As Dr. Anthony Fauci put it, “If you woke up and you say, ‘Well, go to the door on the left and you get 94 or 95%, go to the door on the right and you get 72%,’ which door do you want to go to?”
However, as Dr. Fauci then acknowledged, the most important measure is not the ability to stop coughs and body aches but, rather, severe disease, which can lead to hospitalization and even death. And when it comes to that measure, J&J’s 85% figure may actually turn out to be as good – or better – than Pfizer’s apparently higher rates of prevention.

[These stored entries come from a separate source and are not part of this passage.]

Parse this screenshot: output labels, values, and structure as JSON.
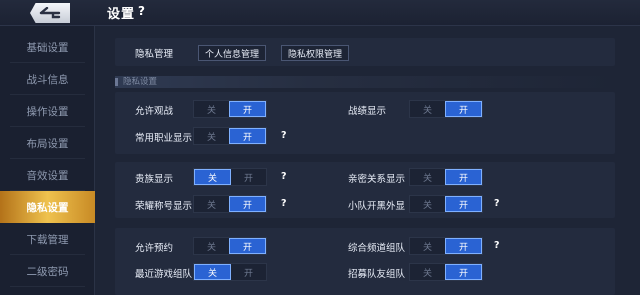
{
  "header": {
    "title": "设置",
    "help": "?"
  },
  "sidebar": {
    "items": [
      {
        "label": "基础设置",
        "active": false
      },
      {
        "label": "战斗信息",
        "active": false
      },
      {
        "label": "操作设置",
        "active": false
      },
      {
        "label": "布局设置",
        "active": false
      },
      {
        "label": "音效设置",
        "active": false
      },
      {
        "label": "隐私设置",
        "active": true
      },
      {
        "label": "下载管理",
        "active": false
      },
      {
        "label": "二级密码",
        "active": false
      }
    ]
  },
  "privacy_manage": {
    "label": "隐私管理",
    "personal_info_btn": "个人信息管理",
    "permission_btn": "隐私权限管理"
  },
  "section_title": "隐私设置",
  "toggle_text": {
    "off": "关",
    "on": "开"
  },
  "settings": {
    "allow_watch": {
      "label": "允许观战",
      "value": "on"
    },
    "record_display": {
      "label": "战绩显示",
      "value": "on"
    },
    "common_role_display": {
      "label": "常用职业显示",
      "value": "on",
      "help": "?"
    },
    "noble_display": {
      "label": "贵族显示",
      "value": "off",
      "help": "?"
    },
    "intimacy_display": {
      "label": "亲密关系显示",
      "value": "on"
    },
    "honor_title_display": {
      "label": "荣耀称号显示",
      "value": "on",
      "help": "?"
    },
    "team_appearance": {
      "label": "小队开黑外显",
      "value": "on",
      "help": "?"
    },
    "allow_booking": {
      "label": "允许预约",
      "value": "on"
    },
    "channel_team": {
      "label": "综合频道组队",
      "value": "on",
      "help": "?"
    },
    "recent_team": {
      "label": "最近游戏组队",
      "value": "off"
    },
    "recruit_team": {
      "label": "招募队友组队",
      "value": "on"
    }
  },
  "colors": {
    "accent": "#2a63d3",
    "active_tab": "#e6b544",
    "background": "#1e2536"
  }
}
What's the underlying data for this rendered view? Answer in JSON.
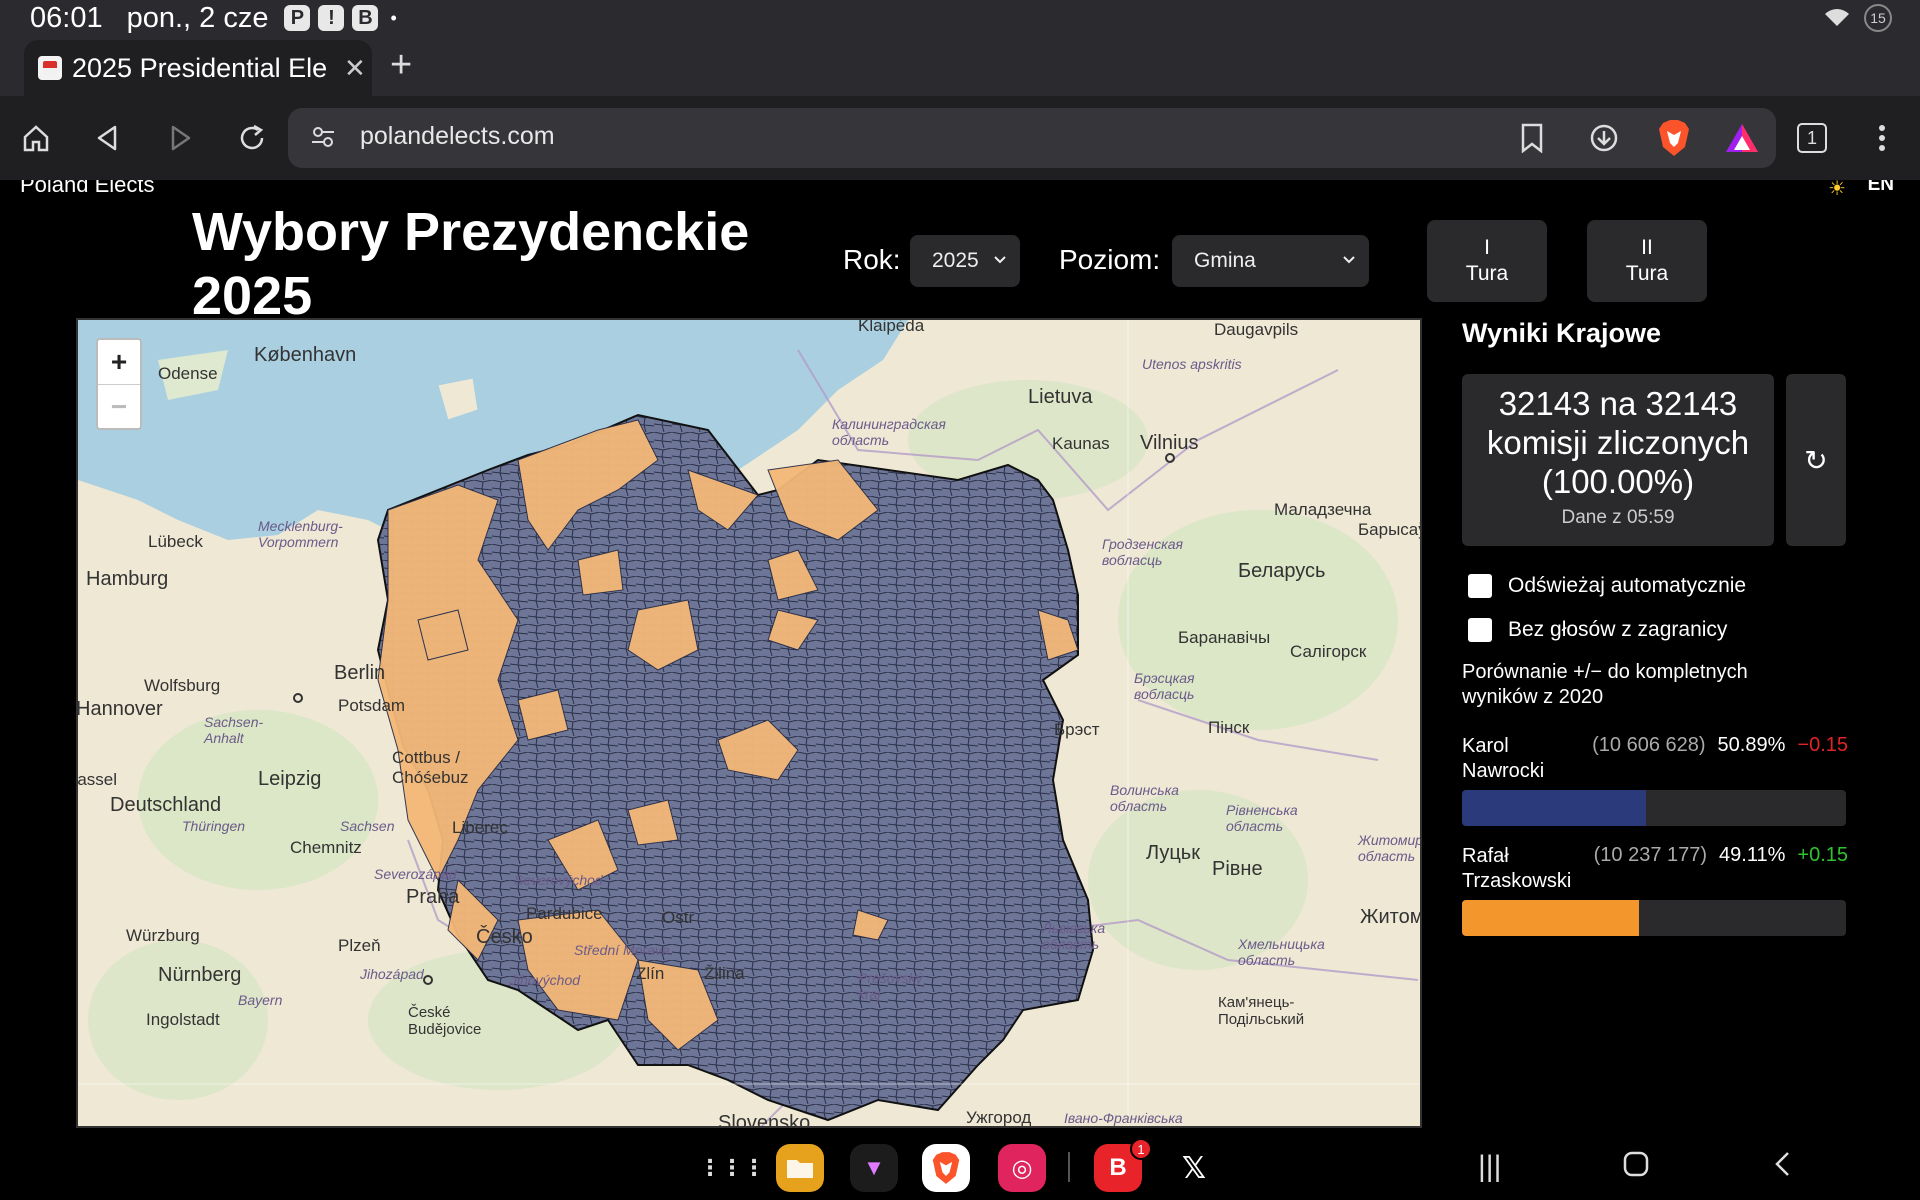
{
  "status_bar": {
    "time": "06:01",
    "date": "pon., 2 cze",
    "battery": "15"
  },
  "browser": {
    "tab_title": "2025 Presidential Ele",
    "url": "polandelects.com",
    "tab_count": "1",
    "colors": {
      "brave_orange": "#fb542b"
    }
  },
  "site": {
    "brand": "Poland Elects",
    "lang": "EN"
  },
  "header": {
    "title": "Wybory Prezydenckie 2025",
    "year_label": "Rok:",
    "year_value": "2025",
    "level_label": "Poziom:",
    "level_value": "Gmina",
    "round1_line1": "I",
    "round1_line2": "Tura",
    "round2_line1": "II",
    "round2_line2": "Tura"
  },
  "map": {
    "zoom_in": "+",
    "zoom_out": "−",
    "labels": {
      "klaipeda": "Klaipėda",
      "daugavpils": "Daugavpils",
      "utenos": "Utenos apskritis",
      "kobenhavn": "København",
      "odense": "Odense",
      "lietuva": "Lietuva",
      "kaliningrad": "Калининградская область",
      "kaunas": "Kaunas",
      "vilnius": "Vilnius",
      "malodzechna": "Маладзечна",
      "mecklenburg": "Mecklenburg-Vorpommern",
      "lubeck": "Lübeck",
      "hamburg": "Hamburg",
      "hrodna": "Гродзенская вобласць",
      "belarus": "Беларусь",
      "baranavichy": "Баранавічы",
      "salihorsk": "Салігорск",
      "berlin": "Berlin",
      "wolfsburg": "Wolfsburg",
      "potsdam": "Potsdam",
      "hannover": "Hannover",
      "sachsen_anhalt": "Sachsen-Anhalt",
      "brest_obl": "Брэсцкая вобласць",
      "pinsk": "Пінск",
      "leipzig": "Leipzig",
      "cottbus": "Cottbus / Chóśebuz",
      "deutschland": "Deutschland",
      "thuringen": "Thüringen",
      "sachsen": "Sachsen",
      "chemnitz": "Chemnitz",
      "volyn": "Волинська область",
      "rivne_obl": "Рівненська область",
      "lutsk": "Луцьк",
      "rivne": "Рівне",
      "severozapad": "Severozápad",
      "praha": "Praha",
      "severovychod": "Severovýchod",
      "pardubice": "Pardubice",
      "cesko": "Česko",
      "stredni_morava": "Střední Morava",
      "wurzburg": "Würzburg",
      "plzen": "Plzeň",
      "nurnberg": "Nürnberg",
      "jihozapad": "Jihozápad",
      "jihovychod": "Jihovýchod",
      "zlin": "Zlín",
      "zilina": "Žilina",
      "presovsky": "Prešovský kraj",
      "lviv_obl": "Львівська область",
      "khmelnytskyi_obl": "Хмельницька область",
      "zhytomyr_obl": "Житомирська область",
      "zhytom": "Житом",
      "kamyanets": "Кам'янець-Подільський",
      "bayern": "Bayern",
      "ingolstadt": "Ingolstadt",
      "ceske_budejovice": "České Budějovice",
      "slovensko": "Slovensko",
      "uzhhorod": "Ужгород",
      "ivano_frank": "Івано-Франківська",
      "ostrava": "Ostr",
      "liberec": "Liberec",
      "kassel": "Kassel",
      "brest": "Брэст",
      "baranov": "Барысаў"
    }
  },
  "results": {
    "title": "Wyniki Krajowe",
    "count_line": "32143 na 32143 komisji zliczonych (100.00%)",
    "updated": "Dane z 05:59",
    "refresh_symbol": "↻",
    "auto_refresh_label": "Odświeżaj automatycznie",
    "no_abroad_label": "Bez głosów z zagranicy",
    "compare_note": "Porównanie +/− do kompletnych wyników z 2020",
    "candidates": [
      {
        "first": "Karol",
        "last": "Nawrocki",
        "votes": "(10 606 628)",
        "pct": "50.89%",
        "delta": "−0.15",
        "share": 0.5089,
        "color": "#2b3a7a"
      },
      {
        "first": "Rafał",
        "last": "Trzaskowski",
        "votes": "(10 237 177)",
        "pct": "49.11%",
        "delta": "+0.15",
        "share": 0.4911,
        "color": "#f3962c"
      }
    ]
  }
}
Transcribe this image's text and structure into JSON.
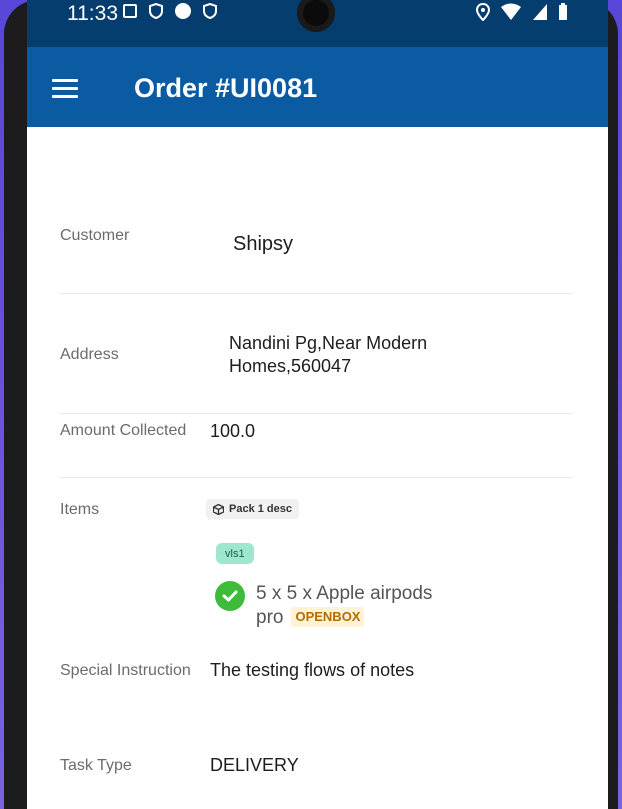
{
  "status_bar": {
    "time": "11:33"
  },
  "app_bar": {
    "title": "Order #UI0081"
  },
  "order": {
    "customer_label": "Customer",
    "customer_value": "Shipsy",
    "address_label": "Address",
    "address_line1": "Nandini Pg,Near Modern",
    "address_line2": "Homes,560047",
    "amount_label": "Amount Collected",
    "amount_value": "100.0",
    "items_label": "Items",
    "pack_chip": "Pack 1 desc",
    "vls_chip": "vls1",
    "item_line1": "5 x 5 x Apple airpods",
    "item_line2": "pro",
    "item_badge": "OPENBOX",
    "instruction_label": "Special Instruction",
    "instruction_value": "The testing flows of notes",
    "task_type_label": "Task Type",
    "task_type_value": "DELIVERY"
  },
  "colors": {
    "status_bar": "#063d6f",
    "app_bar": "#0b5ba2",
    "check": "#3fbb3a",
    "vls_chip": "#9de7cf",
    "openbox_text": "#b56b00"
  },
  "icons": [
    "menu-icon",
    "package-icon",
    "check-circle-icon",
    "wifi-icon",
    "signal-icon",
    "battery-icon",
    "location-icon"
  ]
}
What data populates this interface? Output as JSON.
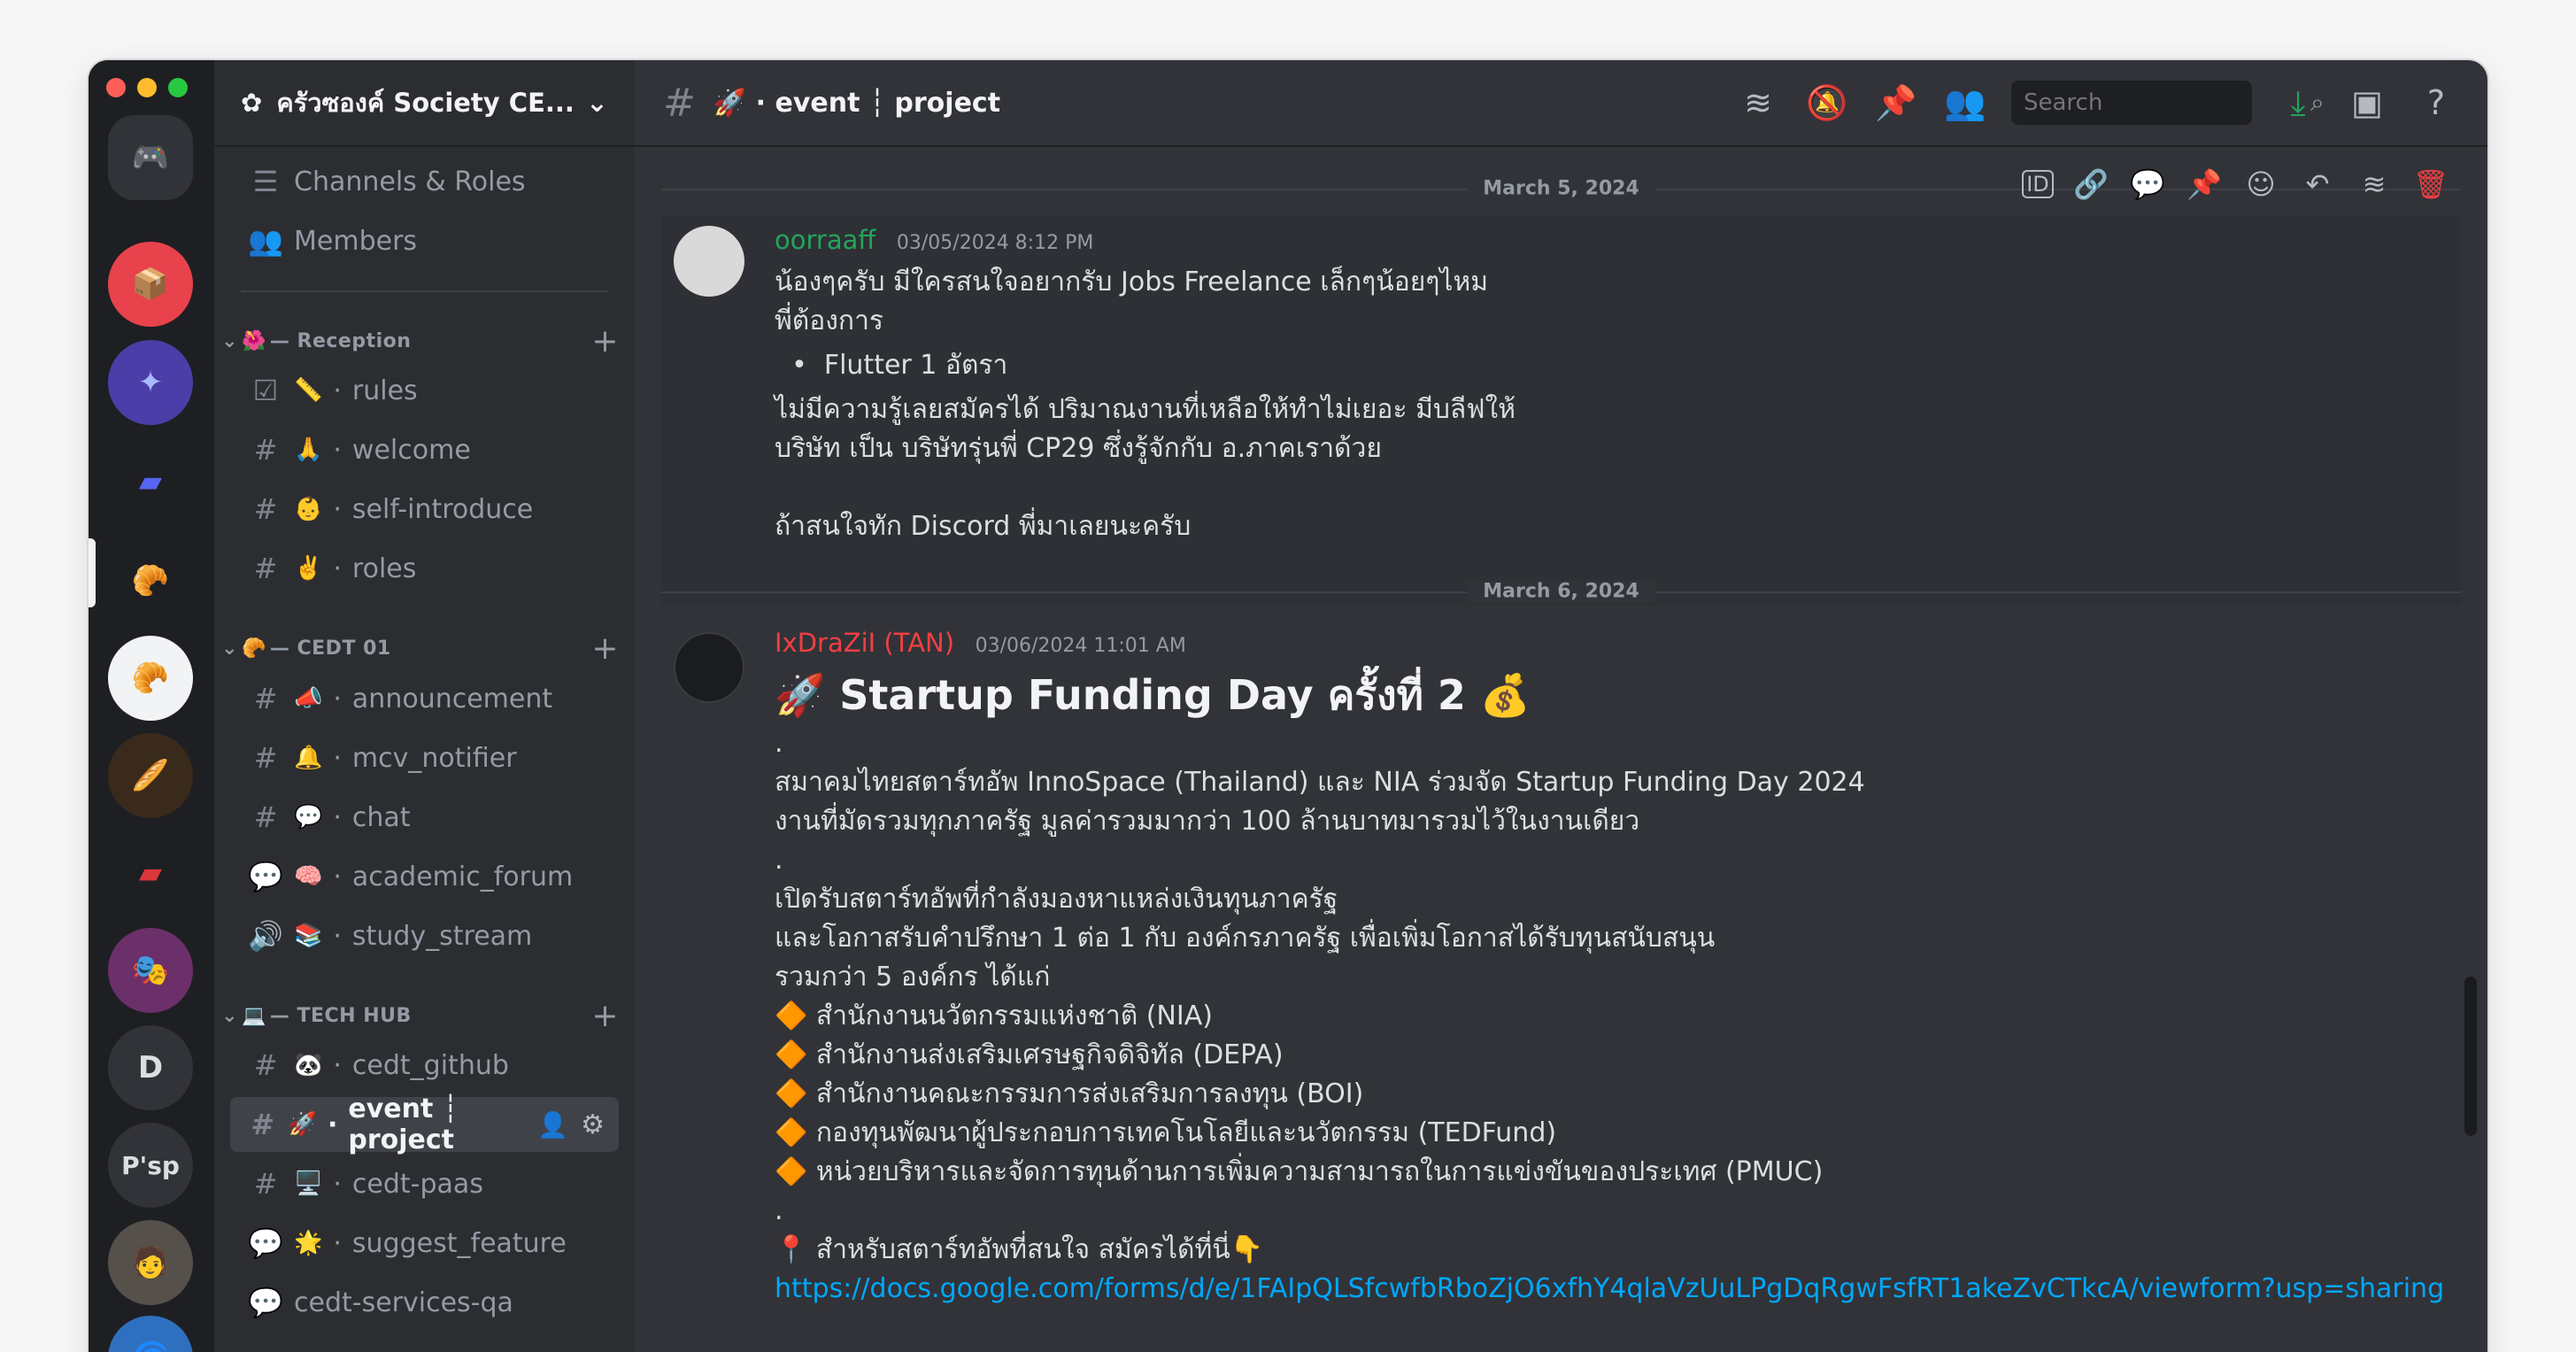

Pfizer and Moderna tested their vaccines before more contagious, potentially deadlier variants of the virus began circulating. By the time J&J conducted trials, several of these variants had emerged. The vaccine showed 85% efficacy against severe disease in all countries, including South Africa, where a rapidly spreading variant has shown the ability to escape some vaccines.
So, comparing numbers from the earlier trials to J&J’s more recent one is an oranges-apples exercise. Or, more accurately, it’s like equating a mile run on a track (Pfizer, Moderna) to one run up a hill (J&J).
In addition, the J&J vaccine offers full protection in a single dose, while Pfizer and Moderna’s require a second booster before reaching full strength. That’s a powerful advantage, especially in an environment where, for a variety of reasons, many may have difficulty obtaining a second shot.
Given the current supply of vaccines, at least for the foreseeable future, people will not have the luxury of picking and choosing. That means if you have the chance to get a shot, take it immediately, regardless of who made it. The weeks or months you might have to wait – unprotected – for a dose of a “better” vaccine could be the window in which you get infected.